This is the tricky one. So here’s a piece of my mind on the matter…

Although The Hobbit trilogy does not reach the level of The Lord of the Rings trilogy, I still consider it a worthy set of films (with a few kinks along the way that could easily have been avoided).

If The Lord of the Rings trilogy is a mature adult, The Hobbit Trilogy is the slightly juvenile teenager.

And I’m not referring to the adapted story, but rather the complete product. As two whole packages they work both independently of each other and close together; however, since each trilogy is comprised of a series of 3 films, there will always be a third of that whole package which is better than a third of the other.

Still with me? Good.

Now the case for The Two Towers is interesting because as a stand-alone film it is a remarkable achievement and worthy of much praise.


Furthermore, it is the backbone of the entire trilogy – without which The Lord of the Rings wouldn’t be the same.  The fact that it is also the middle chapter should place it alongside The Desolation of Smaug.

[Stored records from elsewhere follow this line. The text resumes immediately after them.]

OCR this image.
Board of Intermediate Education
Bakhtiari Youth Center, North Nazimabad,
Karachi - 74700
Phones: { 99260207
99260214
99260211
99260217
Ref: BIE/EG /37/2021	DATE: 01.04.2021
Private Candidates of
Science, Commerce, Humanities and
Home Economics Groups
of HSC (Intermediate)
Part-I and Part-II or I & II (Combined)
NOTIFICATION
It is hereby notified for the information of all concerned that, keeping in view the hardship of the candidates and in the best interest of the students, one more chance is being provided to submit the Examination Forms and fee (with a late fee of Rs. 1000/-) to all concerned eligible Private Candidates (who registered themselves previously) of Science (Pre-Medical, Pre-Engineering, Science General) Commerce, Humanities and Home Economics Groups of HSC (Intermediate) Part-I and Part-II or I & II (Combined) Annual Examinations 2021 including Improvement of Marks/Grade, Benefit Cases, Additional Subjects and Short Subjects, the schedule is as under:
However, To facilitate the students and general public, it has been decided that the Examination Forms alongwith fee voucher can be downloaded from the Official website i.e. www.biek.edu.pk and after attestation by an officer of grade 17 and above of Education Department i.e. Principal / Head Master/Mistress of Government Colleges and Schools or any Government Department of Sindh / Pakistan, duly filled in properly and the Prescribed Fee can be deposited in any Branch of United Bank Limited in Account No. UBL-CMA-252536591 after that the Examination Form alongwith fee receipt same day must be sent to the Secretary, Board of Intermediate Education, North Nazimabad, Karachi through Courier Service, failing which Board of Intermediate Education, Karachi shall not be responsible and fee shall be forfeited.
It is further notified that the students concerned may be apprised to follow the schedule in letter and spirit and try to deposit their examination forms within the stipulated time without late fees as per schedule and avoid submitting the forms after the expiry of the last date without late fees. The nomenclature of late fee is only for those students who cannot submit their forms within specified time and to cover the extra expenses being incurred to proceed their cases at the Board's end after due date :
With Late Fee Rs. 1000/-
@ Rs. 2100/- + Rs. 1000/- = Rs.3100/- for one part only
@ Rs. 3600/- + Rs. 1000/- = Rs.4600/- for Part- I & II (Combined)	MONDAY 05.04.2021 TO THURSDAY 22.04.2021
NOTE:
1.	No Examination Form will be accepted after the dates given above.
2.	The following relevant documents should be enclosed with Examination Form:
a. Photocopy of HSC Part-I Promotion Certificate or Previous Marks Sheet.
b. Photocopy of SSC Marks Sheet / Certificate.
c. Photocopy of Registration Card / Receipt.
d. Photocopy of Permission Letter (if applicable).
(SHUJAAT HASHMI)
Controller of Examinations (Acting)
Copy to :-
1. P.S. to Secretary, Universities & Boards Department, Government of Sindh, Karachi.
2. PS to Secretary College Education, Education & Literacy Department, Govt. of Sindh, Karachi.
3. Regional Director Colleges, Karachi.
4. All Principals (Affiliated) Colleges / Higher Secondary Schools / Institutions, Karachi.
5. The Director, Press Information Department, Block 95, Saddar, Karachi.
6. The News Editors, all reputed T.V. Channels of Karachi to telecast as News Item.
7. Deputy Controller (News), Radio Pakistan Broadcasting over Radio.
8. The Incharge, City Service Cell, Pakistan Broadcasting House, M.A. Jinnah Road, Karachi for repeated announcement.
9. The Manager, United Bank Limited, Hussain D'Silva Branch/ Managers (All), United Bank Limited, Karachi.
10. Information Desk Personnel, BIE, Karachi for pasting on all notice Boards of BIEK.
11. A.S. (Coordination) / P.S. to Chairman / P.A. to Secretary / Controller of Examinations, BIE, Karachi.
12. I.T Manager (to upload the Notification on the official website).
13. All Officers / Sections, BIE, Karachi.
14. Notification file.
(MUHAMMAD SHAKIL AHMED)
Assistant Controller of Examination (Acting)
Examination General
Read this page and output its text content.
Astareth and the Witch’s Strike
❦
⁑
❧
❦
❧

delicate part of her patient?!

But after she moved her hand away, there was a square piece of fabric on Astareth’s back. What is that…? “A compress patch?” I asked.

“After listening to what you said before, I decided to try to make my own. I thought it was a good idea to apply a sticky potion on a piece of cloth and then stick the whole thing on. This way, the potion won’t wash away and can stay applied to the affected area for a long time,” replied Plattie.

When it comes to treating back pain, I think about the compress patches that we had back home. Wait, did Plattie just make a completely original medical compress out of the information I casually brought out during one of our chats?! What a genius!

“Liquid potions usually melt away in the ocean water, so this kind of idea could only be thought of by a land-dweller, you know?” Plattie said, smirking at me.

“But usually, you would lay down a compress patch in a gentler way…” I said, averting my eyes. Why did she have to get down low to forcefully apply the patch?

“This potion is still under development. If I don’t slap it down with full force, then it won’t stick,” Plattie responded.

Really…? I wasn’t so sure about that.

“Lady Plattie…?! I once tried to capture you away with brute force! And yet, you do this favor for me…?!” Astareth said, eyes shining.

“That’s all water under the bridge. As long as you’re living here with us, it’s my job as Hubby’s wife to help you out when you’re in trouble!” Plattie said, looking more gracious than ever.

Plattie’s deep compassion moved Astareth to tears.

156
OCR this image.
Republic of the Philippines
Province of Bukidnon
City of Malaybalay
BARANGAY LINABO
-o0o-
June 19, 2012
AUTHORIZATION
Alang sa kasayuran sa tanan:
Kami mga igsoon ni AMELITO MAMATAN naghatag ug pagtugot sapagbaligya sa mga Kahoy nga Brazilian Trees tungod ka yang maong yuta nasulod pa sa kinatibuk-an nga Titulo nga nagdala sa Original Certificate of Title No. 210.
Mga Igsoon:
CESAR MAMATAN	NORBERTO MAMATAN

In many ways, it would surpass its Hobbit counterpart. The Two Towers is a much richer and significantly more elaborate piece of film than Desolation.

However, the “re-watchability value” I was talking about before comes into full effect here. Present me with a copy of The Two Towers and another of The Desolation of Smaug and I’d probably pick the latter. Not because I prefer one from the other, but the relative “laid-back” sense brought about from The Hobbit, is perhaps more indulgent and easy-going than the intense, political and epic drama of Towers.

  1. The Hobbit: The Battle of the Five Armies

After the evolution of the story in The Desolation of Smaug, the third Hobbit film promised something bigger, more emotional and satisfying. My fingers are twitching as I’m typing these next few sentences, but it is an undeniable fact that The Battle of the Five Armies left me wanting more.

The film has some extraordinary moments. I still believe the opening sequence is the best of all 6 films. In addition, the concluding scenes were brilliant in seamlessly blending into the world we find in The Fellowship of the Ring. However, the over-use of CGI, undeveloped dwarf personalities, and some inexplicably odd editorial and directorial choices, have left me unsatisfied with this installment.

Bard vs Smaug

The fact that this was made by the same director and team who gave us the other 5 extraordinary films makes it that bit more frustrating.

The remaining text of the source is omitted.